16 May 2016

Marvel Said No to Female Villain for Iron Man 3 - Director


A draft of 2013's Iron Man 3 featured a female villain, but Marvel nixed the idea because action figures based on the character would sell better if it was a man. This is according to director Shane Black, who spoke with Uproxx about the situation.
"All I'll say is this, on the record: There was an early draft of Iron Man 3 where we had an inkling of a problem. Which is that we had a female character who was the villain in the draft," he said. "We had finished the script and we were given a no-holds-barred memo saying that cannot stand and we've changed our minds because, after consulting, we've decided that toy won't sell as well if it's a female." 

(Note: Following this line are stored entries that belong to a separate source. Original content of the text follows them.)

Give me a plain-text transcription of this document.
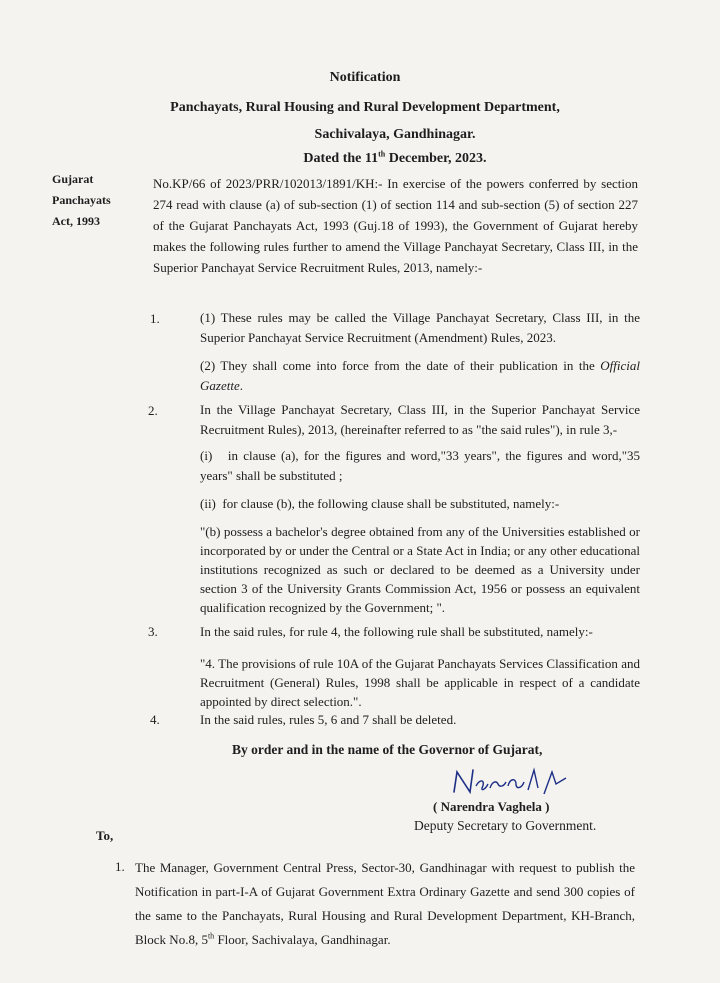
Notification
Panchayats, Rural Housing and Rural Development Department,
Sachivalaya, Gandhinagar.
Dated the 11th December, 2023.
Gujarat
Panchayats
Act, 1993
No.KP/66 of 2023/PRR/102013/1891/KH:- In exercise of the powers conferred by section 274 read with clause (a) of sub-section (1) of section 114 and sub-section (5) of section 227 of the Gujarat Panchayats Act, 1993 (Guj.18 of 1993), the Government of Gujarat hereby makes the following rules further to amend the Village Panchayat Secretary, Class III, in the Superior Panchayat Service Recruitment Rules, 2013, namely:-
1.	(1) These rules may be called the Village Panchayat Secretary, Class III, in the Superior Panchayat Service Recruitment (Amendment) Rules, 2023.
(2) They shall come into force from the date of their publication in the Official Gazette.
2.	In the Village Panchayat Secretary, Class III, in the Superior Panchayat Service Recruitment Rules), 2013, (hereinafter referred to as "the said rules"), in rule 3,-
(i)   in clause (a), for the figures and word,"33 years", the figures and word,"35 years" shall be substituted ;
(ii)  for clause (b), the following clause shall be substituted, namely:-
"(b) possess a bachelor's degree obtained from any of the Universities established or incorporated by or under the Central or a State Act in India; or any other educational institutions recognized as such or declared to be deemed as a University under section 3 of the University Grants Commission Act, 1956 or possess an equivalent qualification recognized by the Government; ".
3.	In the said rules, for rule 4, the following rule shall be substituted, namely:-
"4. The provisions of rule 10A of the Gujarat Panchayats Services Classification and Recruitment (General) Rules, 1998 shall be applicable in respect of a candidate appointed by direct selection.".
4.	In the said rules, rules 5, 6 and 7 shall be deleted.
By order and in the name of the Governor of Gujarat,
( Narendra Vaghela )
Deputy Secretary to Government.
To,
1. The Manager, Government Central Press, Sector-30, Gandhinagar with request to publish the Notification in part-I-A of Gujarat Government Extra Ordinary Gazette and send 300 copies of the same to the Panchayats, Rural Housing and Rural Development Department, KH-Branch, Block No.8, 5th Floor, Sachivalaya, Gandhinagar.
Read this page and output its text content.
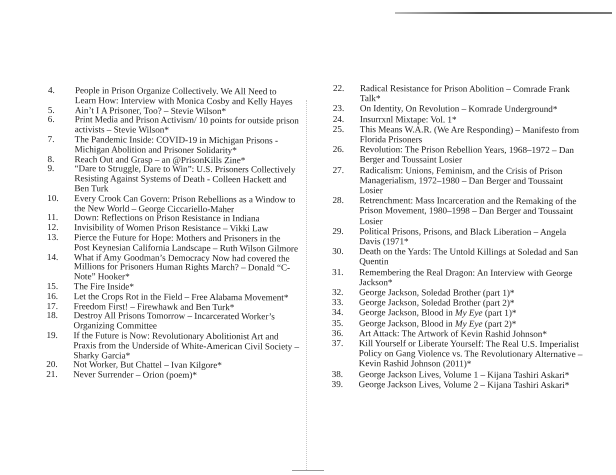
4.	People in Prison Organize Collectively. We All Need to
Learn How: Interview with Monica Cosby and Kelly Hayes
5.	Ain’t I A Prisoner, Too? – Stevie Wilson*
6.	Print Media and Prison Activism/ 10 points for outside prison
activists – Stevie Wilson*
7.	The Pandemic Inside: COVID-19 in Michigan Prisons -
Michigan Abolition and Prisoner Solidarity*
8.	Reach Out and Grasp – an @PrisonKills Zine*
9.	“Dare to Struggle, Dare to Win”: U.S. Prisoners Collectively
Resisting Against Systems of Death - Colleen Hackett and
Ben Turk
10.	Every Crook Can Govern: Prison Rebellions as a Window to
the New World – George Ciccariello-Maher
11.	Down: Reflections on Prison Resistance in Indiana
12.	Invisibility of Women Prison Resistance – Vikki Law
13.	Pierce the Future for Hope: Mothers and Prisoners in the
Post Keynesian California Landscape – Ruth Wilson Gilmore
14.	What if Amy Goodman’s Democracy Now had covered the
Millions for Prisoners Human Rights March? – Donald “C-
Note” Hooker*
15.	The Fire Inside*
16.	Let the Crops Rot in the Field – Free Alabama Movement*
17.	Freedom First! – Firewhawk and Ben Turk*
18.	Destroy All Prisons Tomorrow – Incarcerated Worker’s
Organizing Committee
19.	If the Future is Now: Revolutionary Abolitionist Art and
Praxis from the Underside of White-American Civil Society –
Sharky Garcia*
20.	Not Worker, But Chattel – Ivan Kilgore*
21.	Never Surrender – Orion (poem)*
22.	Radical Resistance for Prison Abolition – Comrade Frank
Talk*
23.	On Identity, On Revolution – Komrade Underground*
24.	Insurrxnl Mixtape: Vol. 1*
25.	This Means W.A.R. (We Are Responding) – Manifesto from
Florida Prisoners
26.	Revolution: The Prison Rebellion Years, 1968–1972 – Dan
Berger and Toussaint Losier
27.	Radicalism: Unions, Feminism, and the Crisis of Prison
Managerialism, 1972–1980 – Dan Berger and Toussaint
Losier
28.	Retrenchment: Mass Incarceration and the Remaking of the
Prison Movement, 1980–1998 – Dan Berger and Toussaint
Losier
29.	Political Prisons, Prisons, and Black Liberation – Angela
Davis (1971*
30.	Death on the Yards: The Untold Killings at Soledad and San
Quentin
31.	Remembering the Real Dragon: An Interview with George
Jackson*
32.	George Jackson, Soledad Brother (part 1)*
33.	George Jackson, Soledad Brother (part 2)*
34.	George Jackson, Blood in My Eye (part 1)*
35.	George Jackson, Blood in My Eye (part 2)*
36.	Art Attack: The Artwork of Kevin Rashid Johnson*
37.	Kill Yourself or Liberate Yourself: The Real U.S. Imperialist
Policy on Gang Violence vs. The Revolutionary Alternative –
Kevin Rashid Johnson (2011)*
38.	George Jackson Lives, Volume 1 – Kijana Tashiri Askari*
39.	George Jackson Lives, Volume 2 – Kijana Tashiri Askari*
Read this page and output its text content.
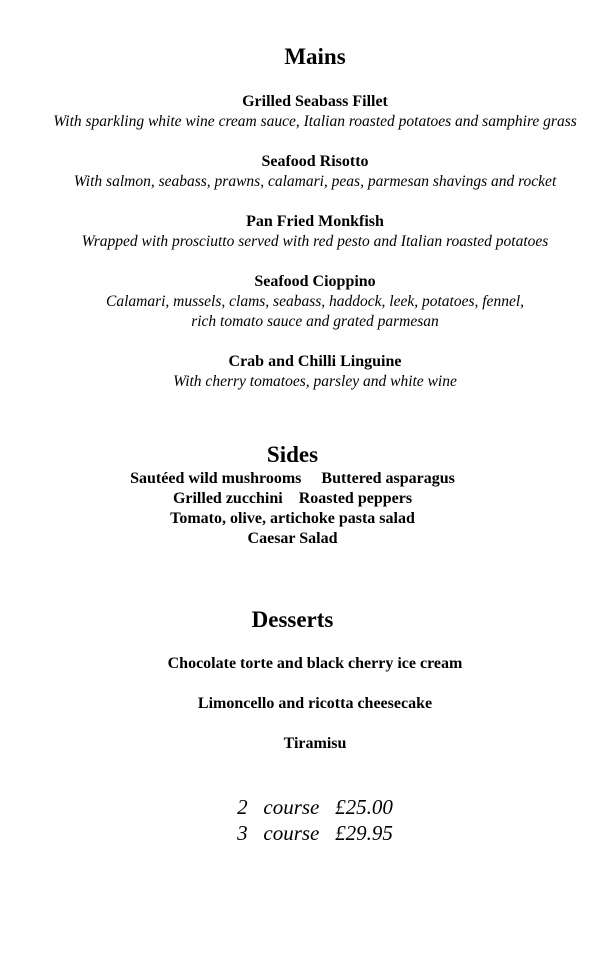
Mains
Grilled Seabass Fillet
With sparkling white wine cream sauce, Italian roasted potatoes and samphire grass
Seafood Risotto
With salmon, seabass, prawns, calamari, peas, parmesan shavings and rocket
Pan Fried Monkfish
Wrapped with prosciutto served with red pesto and Italian roasted potatoes
Seafood Cioppino
Calamari, mussels, clams, seabass, haddock, leek, potatoes, fennel,
rich tomato sauce and grated parmesan
Crab and Chilli Linguine
With cherry tomatoes, parsley and white wine
Sides
Sautéed wild mushrooms     Buttered asparagus
Grilled zucchini    Roasted peppers
Tomato, olive, artichoke pasta salad
Caesar Salad
Desserts
Chocolate torte and black cherry ice cream
Limoncello and ricotta cheesecake
Tiramisu
2   course   £25.00
3   course   £29.95
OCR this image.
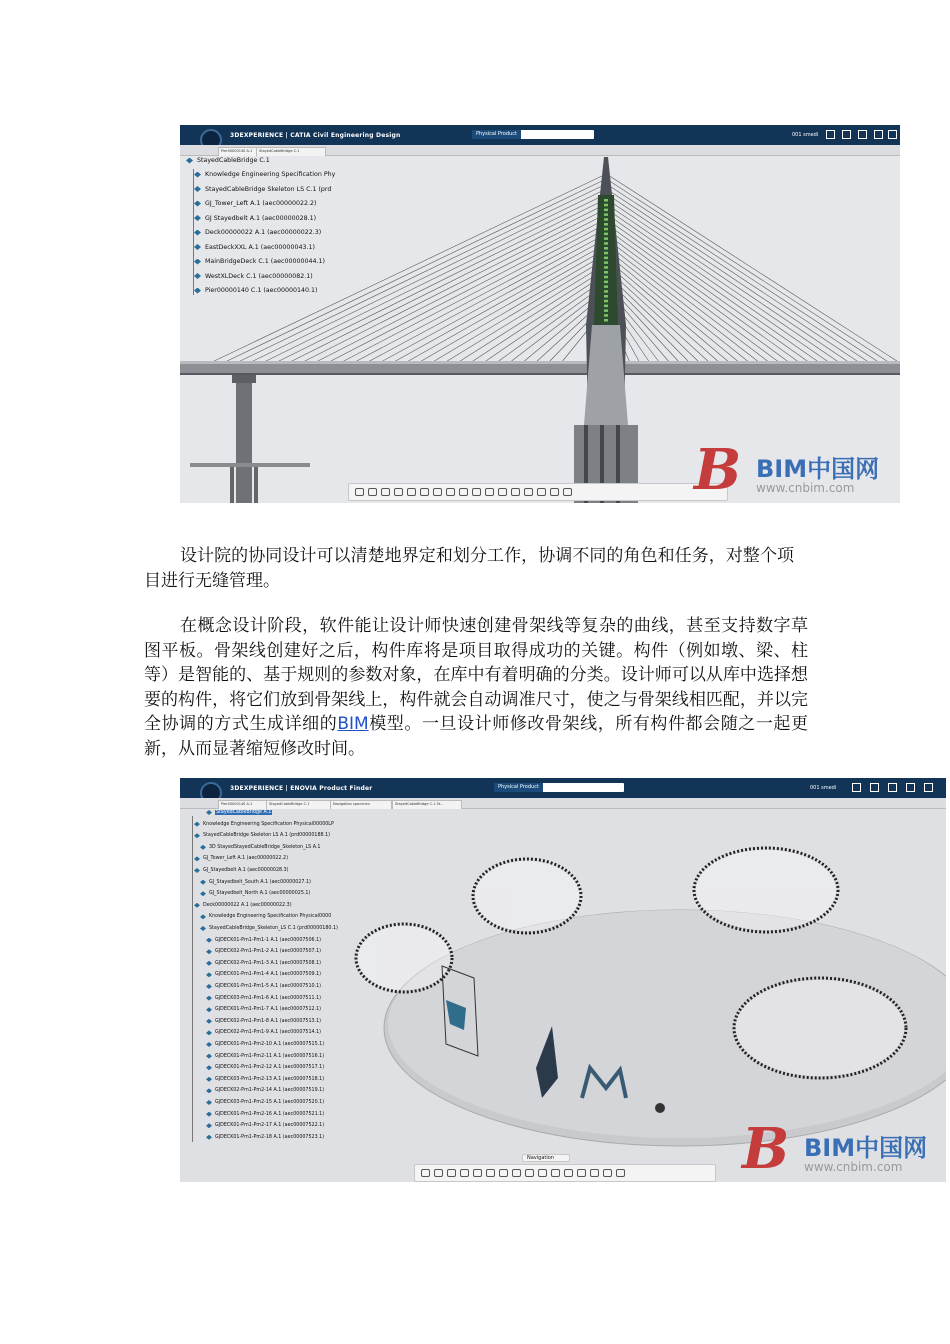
3DEXPERIENCE | CATIA Civil Engineering Design	Physical Product	001 smedi
Pier00000140 A.1	StayedCableBridge C.1
StayedCableBridge C.1
Knowledge Engineering Specification Phy
StayedCableBridge Skeleton LS C.1 (prd
GJ_Tower_Left A.1 (aec00000022.2)
GJ Stayedbelt A.1 (aec00000028.1)
Deck00000022 A.1 (aec00000022.3)
EastDeckXXL A.1 (aec00000043.1)
MainBridgeDeck C.1 (aec00000044.1)
WestXLDeck C.1 (aec00000082.1)
Pier00000140 C.1 (aec00000140.1)
B BIM中国网
www.cnbim.com

设计院的协同设计可以清楚地界定和划分工作，协调不同的角色和任务，对整个项目进行无缝管理。

在概念设计阶段，软件能让设计师快速创建骨架线等复杂的曲线，甚至支持数字草图平板。骨架线创建好之后，构件库将是项目取得成功的关键。构件（例如墩、梁、柱等）是智能的、基于规则的参数对象，在库中有着明确的分类。设计师可以从库中选择想要的构件，将它们放到骨架线上，构件就会自动调准尺寸，使之与骨架线相匹配，并以完全协调的方式生成详细的BIM模型。一旦设计师修改骨架线，所有构件都会随之一起更新，从而显著缩短修改时间。

3DEXPERIENCE | ENOVIA Product Finder	Physical Product	001 smedi
Pier00000140 A.1	StayedCableBridge C.1	Navigation specimen	StayedCableBridge C.1 St...
StayedCableBridge A.1
Knowledge Engineering Specification Physical00000LP
StayedCableBridge Skeleton LS A.1 (prd00000188.1)
3D StayedStayedCableBridge_Skeleton_LS A.1
GJ_Tower_Left A.1 (aec00000022.2)
GJ_Stayedbelt A.1 (aec00000028.3)
GJ_Stayedbelt_South A.1 (aec00000027.1)
GJ_Stayedbelt_North A.1 (aec00000025.1)
Deck00000022 A.1 (aec00000022.3)
Knowledge Engineering Specification Physical0000
StayedCableBridge_Skeleton_LS C.1 (prd00000180.1)
GJDECK01-Pm1-Pm1-1 A.1 (aec00007506.1)
GJDECK02-Pm1-Pm1-2 A.1 (aec00007507.1)
GJDECK02-Pm1-Pm1-3 A.1 (aec00007508.1)
GJDECK01-Pm1-Pm1-4 A.1 (aec00007509.1)
GJDECK01-Pm1-Pm1-5 A.1 (aec00007510.1)
GJDECK03-Pm1-Pm1-6 A.1 (aec00007511.1)
GJDECK01-Pm1-Pm1-7 A.1 (aec00007512.1)
GJDECK02-Pm1-Pm1-8 A.1 (aec00007513.1)
GJDECK02-Pm1-Pm1-9 A.1 (aec00007514.1)
GJDECK01-Pm1-Pm2-10 A.1 (aec00007515.1)
GJDECK01-Pm1-Pm2-11 A.1 (aec00007516.1)
GJDECK01-Pm1-Pm2-12 A.1 (aec00007517.1)
GJDECK03-Pm1-Pm2-13 A.1 (aec00007518.1)
GJDECK02-Pm1-Pm2-14 A.1 (aec00007519.1)
GJDECK03-Pm1-Pm2-15 A.1 (aec00007520.1)
GJDECK01-Pm1-Pm2-16 A.1 (aec00007521.1)
GJDECK01-Pm1-Pm2-17 A.1 (aec00007522.1)
GJDECK01-Pm1-Pm2-18 A.1 (aec00007523.1)
Navigation	B BIM中国网
www.cnbim.com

As a result, Black and his team "had to change the entire script," he said, mentioning that Marvel Studios president Kevin Feige was not the one to shoot down the idea for a female villain. Instead, "That's Marvel corporate," he said about who made the call. "But now you don't have that problem anymore."   That is likely a reference to the 2015 Marvel reorganization. As part of this, it became possible for Feige to report directly to Disney Studios boss Alan Horn instead of the "infamously micromanaging Marvel Entertainment CEO Isaac 'Ike' Perlmutter," according to The Hollywood Reporter.
  After scrapping the script, Black and company put forth the idea for the male character Killian, who went on to become the main antagonist of Iron Man 3.
"In the earlier draft, the woman was essentially Killian--and they didn't want a female Killian, they wanted a male Killian," he said. "I liked the idea, like Remington Steele, you think it's the man but at the end, the woman has been running the whole show. They just said, 'No way.'"
Black went on to say that he's not sure who exactly vetoed the idea for a female antagonist. "They never told me who made the decision, we just got that memo one day and it was about toy sales. That's all I know," he said. Uproxx also asked Black if he would be interested in making another Iron Man movie. Black said Iron Man actor Robert Downey Jr., who recently said he would be open to the idea of making a fourth film, would like to see Mel Gibson direct a new entry in the series.
"Mel was great to [Downey Jr.]," Black said. "Mel's been really nice to a lot of people, including me." 
"I'll go on record saying I don't believe anyone should be held accountable in any way for something they say while they are drunk," he added, referencing Gibson's controversial anti-Semetic comments in 2006. "It's not who they are."
Gibson and Downey Jr. appeared together in the movies Air America and The Singing Detective. As for Black, he produced Lethal Weapon, which starred Gibson.